The interrogation of Omar Khadr released yesterday shows that the Canadian Security Intelligence Service agents who questioned the Canadian citizen in Guantanamo Bay six months after his capture in Afghanistan in 2002 played upon his expectation that they were there to help him.
That Mr. Khadr believed the agents were there because they cared about his welfare is evident from his reaction when he realizes that the opposite is true. A significant excerpt shows Mr. Khadr, first taken into custody at the age of 15, holding his head in his hands, sobbing and chanting what sounds like "Help me," or "Kill me" but which may more likely be "Ya ummi" or "My mother" in Arabic.

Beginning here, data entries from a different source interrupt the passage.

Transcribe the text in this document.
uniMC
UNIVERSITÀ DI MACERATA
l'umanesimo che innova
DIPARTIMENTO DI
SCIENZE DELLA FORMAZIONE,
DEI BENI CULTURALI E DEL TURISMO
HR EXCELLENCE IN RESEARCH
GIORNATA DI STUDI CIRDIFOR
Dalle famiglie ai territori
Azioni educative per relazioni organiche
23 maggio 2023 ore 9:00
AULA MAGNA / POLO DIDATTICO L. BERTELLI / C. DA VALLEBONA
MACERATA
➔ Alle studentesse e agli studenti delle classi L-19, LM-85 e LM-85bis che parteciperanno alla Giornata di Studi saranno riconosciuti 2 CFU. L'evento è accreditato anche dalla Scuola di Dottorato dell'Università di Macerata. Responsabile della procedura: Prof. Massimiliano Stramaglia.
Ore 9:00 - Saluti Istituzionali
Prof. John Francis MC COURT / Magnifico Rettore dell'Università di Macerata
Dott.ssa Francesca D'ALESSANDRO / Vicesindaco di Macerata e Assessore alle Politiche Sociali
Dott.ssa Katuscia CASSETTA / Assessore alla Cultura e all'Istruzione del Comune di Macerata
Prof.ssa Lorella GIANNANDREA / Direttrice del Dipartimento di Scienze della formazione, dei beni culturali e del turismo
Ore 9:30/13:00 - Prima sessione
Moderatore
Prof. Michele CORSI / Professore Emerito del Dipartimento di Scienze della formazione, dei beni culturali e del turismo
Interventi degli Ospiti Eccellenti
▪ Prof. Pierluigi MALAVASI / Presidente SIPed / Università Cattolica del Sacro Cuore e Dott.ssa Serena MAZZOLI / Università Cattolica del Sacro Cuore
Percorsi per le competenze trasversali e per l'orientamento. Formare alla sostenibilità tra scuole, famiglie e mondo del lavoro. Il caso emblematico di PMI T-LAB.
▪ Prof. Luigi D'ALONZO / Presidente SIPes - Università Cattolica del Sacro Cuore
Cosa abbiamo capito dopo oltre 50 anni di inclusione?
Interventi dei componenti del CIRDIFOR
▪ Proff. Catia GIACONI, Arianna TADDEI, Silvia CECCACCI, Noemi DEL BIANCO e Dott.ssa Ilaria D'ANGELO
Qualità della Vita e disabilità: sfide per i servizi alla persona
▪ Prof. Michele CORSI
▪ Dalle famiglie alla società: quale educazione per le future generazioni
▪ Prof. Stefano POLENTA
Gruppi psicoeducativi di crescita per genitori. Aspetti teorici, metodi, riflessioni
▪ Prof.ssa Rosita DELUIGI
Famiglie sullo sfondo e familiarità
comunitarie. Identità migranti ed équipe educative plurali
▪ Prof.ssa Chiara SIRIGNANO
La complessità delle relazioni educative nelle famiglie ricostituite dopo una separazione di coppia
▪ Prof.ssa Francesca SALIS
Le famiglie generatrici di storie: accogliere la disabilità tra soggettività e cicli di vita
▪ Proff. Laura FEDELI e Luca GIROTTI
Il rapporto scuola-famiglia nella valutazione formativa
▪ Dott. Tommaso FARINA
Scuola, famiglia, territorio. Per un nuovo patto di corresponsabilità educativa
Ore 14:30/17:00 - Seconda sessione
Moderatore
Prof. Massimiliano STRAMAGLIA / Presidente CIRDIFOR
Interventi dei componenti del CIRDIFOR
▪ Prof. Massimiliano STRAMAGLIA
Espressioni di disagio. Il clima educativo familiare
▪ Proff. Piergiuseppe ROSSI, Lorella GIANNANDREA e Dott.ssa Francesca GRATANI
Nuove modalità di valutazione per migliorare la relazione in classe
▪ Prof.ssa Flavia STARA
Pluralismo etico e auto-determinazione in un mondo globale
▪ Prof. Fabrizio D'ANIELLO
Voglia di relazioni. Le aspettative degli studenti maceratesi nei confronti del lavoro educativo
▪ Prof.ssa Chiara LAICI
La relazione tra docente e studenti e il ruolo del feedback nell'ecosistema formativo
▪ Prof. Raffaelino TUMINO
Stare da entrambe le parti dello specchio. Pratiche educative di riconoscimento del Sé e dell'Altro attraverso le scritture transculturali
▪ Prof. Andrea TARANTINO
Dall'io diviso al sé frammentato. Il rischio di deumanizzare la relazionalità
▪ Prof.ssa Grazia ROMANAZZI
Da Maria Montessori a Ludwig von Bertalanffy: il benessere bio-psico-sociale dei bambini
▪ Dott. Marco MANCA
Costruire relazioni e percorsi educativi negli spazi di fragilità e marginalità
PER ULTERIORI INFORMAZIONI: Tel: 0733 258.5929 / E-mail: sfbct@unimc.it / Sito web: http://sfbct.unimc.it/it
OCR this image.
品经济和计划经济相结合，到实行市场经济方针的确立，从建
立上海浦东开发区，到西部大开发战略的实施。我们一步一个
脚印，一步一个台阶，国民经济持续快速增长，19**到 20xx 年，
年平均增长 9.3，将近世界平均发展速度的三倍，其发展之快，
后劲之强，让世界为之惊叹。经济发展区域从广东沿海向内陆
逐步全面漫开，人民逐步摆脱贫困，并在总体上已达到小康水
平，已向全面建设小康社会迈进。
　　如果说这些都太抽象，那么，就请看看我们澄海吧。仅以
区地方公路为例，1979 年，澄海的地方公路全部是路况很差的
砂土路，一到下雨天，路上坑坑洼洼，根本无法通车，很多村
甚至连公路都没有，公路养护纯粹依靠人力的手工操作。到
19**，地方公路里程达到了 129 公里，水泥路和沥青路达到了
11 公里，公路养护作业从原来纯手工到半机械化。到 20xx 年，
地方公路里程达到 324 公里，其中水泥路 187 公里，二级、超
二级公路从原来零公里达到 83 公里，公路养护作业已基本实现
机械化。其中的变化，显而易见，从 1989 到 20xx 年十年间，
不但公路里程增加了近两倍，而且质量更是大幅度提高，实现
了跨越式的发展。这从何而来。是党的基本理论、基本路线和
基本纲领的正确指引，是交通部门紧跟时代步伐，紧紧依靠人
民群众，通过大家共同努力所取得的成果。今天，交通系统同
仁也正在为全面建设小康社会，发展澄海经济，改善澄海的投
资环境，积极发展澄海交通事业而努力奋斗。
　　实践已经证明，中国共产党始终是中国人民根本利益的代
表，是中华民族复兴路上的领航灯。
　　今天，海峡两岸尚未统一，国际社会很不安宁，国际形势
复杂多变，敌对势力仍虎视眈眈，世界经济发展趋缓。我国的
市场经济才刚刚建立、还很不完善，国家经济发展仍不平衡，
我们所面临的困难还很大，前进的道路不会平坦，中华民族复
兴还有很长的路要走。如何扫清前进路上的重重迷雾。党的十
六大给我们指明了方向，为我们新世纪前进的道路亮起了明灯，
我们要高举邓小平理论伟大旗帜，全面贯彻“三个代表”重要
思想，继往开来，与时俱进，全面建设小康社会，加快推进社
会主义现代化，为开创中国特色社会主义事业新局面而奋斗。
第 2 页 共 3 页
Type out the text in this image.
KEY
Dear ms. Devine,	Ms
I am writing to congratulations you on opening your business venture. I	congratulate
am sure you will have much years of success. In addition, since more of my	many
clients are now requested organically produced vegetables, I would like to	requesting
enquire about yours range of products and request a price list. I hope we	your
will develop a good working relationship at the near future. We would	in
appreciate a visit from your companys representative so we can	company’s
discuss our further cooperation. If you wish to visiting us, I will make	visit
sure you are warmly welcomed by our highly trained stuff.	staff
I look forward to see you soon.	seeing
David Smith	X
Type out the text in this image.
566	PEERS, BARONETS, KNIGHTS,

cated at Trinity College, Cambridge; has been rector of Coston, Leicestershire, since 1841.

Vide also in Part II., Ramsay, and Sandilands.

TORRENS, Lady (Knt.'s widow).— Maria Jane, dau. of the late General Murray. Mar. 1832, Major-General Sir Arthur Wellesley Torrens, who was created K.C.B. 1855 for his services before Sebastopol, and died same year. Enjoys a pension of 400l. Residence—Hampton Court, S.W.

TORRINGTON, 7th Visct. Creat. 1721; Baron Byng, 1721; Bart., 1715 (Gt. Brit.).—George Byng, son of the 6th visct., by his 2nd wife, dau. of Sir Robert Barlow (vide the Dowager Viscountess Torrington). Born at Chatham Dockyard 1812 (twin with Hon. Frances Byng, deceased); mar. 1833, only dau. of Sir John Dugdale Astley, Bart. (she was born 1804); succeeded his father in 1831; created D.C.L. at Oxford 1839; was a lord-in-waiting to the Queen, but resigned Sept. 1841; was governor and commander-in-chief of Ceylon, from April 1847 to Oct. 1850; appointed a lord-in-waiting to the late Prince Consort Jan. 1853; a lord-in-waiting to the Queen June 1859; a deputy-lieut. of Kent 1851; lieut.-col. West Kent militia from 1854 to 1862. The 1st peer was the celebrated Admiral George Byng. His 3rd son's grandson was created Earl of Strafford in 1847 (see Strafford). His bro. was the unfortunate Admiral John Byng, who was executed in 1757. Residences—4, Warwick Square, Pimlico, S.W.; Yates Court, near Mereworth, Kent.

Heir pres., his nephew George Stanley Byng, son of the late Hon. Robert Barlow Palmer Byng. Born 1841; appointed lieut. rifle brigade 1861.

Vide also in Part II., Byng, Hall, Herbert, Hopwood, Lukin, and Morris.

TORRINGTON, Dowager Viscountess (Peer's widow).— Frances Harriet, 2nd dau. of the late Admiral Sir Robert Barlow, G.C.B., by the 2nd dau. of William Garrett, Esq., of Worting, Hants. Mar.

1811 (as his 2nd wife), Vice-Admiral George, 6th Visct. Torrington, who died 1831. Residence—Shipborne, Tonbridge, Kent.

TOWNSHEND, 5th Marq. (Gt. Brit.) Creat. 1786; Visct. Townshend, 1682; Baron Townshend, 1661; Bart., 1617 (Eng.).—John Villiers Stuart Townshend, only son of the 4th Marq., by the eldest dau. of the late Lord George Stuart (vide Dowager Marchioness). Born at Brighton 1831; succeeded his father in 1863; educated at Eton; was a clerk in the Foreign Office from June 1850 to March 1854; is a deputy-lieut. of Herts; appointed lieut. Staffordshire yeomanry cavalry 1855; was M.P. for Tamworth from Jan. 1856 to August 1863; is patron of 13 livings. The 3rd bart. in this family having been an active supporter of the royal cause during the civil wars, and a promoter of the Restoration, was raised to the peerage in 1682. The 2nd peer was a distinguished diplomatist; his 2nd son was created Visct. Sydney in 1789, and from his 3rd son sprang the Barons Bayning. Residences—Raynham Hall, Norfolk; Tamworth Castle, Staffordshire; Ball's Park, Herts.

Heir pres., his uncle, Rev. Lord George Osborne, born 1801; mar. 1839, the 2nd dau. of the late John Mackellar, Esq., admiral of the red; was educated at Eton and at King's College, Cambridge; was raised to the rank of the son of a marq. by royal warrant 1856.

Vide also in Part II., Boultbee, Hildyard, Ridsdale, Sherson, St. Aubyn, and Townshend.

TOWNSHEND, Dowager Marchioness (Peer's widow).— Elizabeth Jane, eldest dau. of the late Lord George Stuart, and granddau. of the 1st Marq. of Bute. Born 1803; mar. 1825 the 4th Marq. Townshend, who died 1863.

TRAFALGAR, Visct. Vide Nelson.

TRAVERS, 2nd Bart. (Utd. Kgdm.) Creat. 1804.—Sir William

Mr. Khadr's breakdown follows three weeks of a sleep-deprivation strategy implemented by Guantanamo guards (known as the "frequent-flyer program") leading up to the CSIS agents' arrival. Government documents have shown that the Foreign Affairs official who accompanied the CSIS agents to observe the interviews was informed ahead of his trip that Mr. Khadr had not been permitted to sleep for more than a three-hour stretch for 21 days. One presumes that the CSIS agents knew, too.
The CSIS agents decided, wrongly, to question Mr. Khadr after he had been subjected to a treatment intended to break him down. The failure to provide him with legal counsel to attend the sessions amounted to a further denial of his fundamental legal rights.
The video is the first footage ever shown of a CSIS interrogation, or of any of the intelligence agency's secret intelligence-gathering activities. It does not engender confidence. CSIS has some explaining to do.
The main excerpt runs less than nine minutes but is heavy with clichéd overtures. At the end of the first session, the principal interrogator tells Mr. Khadr that they'll "get together tomorrow for a coffee." He responds by telling the agent, "I'm happy to see you." The agent tells him, "Yeah, it's good to see you too." But by the next day, Mr. Khadr is unable to eat the hamburger provided for his meal after he realizes the agents are not there to help him get home to Canada.
The following day the agent offers him a chocolate bar, which he refuses. What he would like is to go back to Canada. "Well, there's not anything I can do about that," the agent replies, adding, "I want to stay in Cuba with you. Can you help me with that? ... Weather's nice, there's no snow."
Mr. Khadr is the only Canadian detainee at the U.S. base in Cuba, and the last citizen of a Western country still incarcerated in what has been reasonably described as "a legal black hole." Clearly, he was denied due process under the law. This is a right that exists for all Canadians, regardless of circumstances. It is all the more important that the Canadian government now work to negotiate the terms under which he can be returned to Canada.
Omar Khadr was subjected to sleep deprivation at Guantanamo Bay prior to an interview by a Department of Foreign Affairs official, not before the visit by Canadian Security and Intelligence Service officers, which was recorded on video released this week. Incorrect information appeared in an editorial yesterday.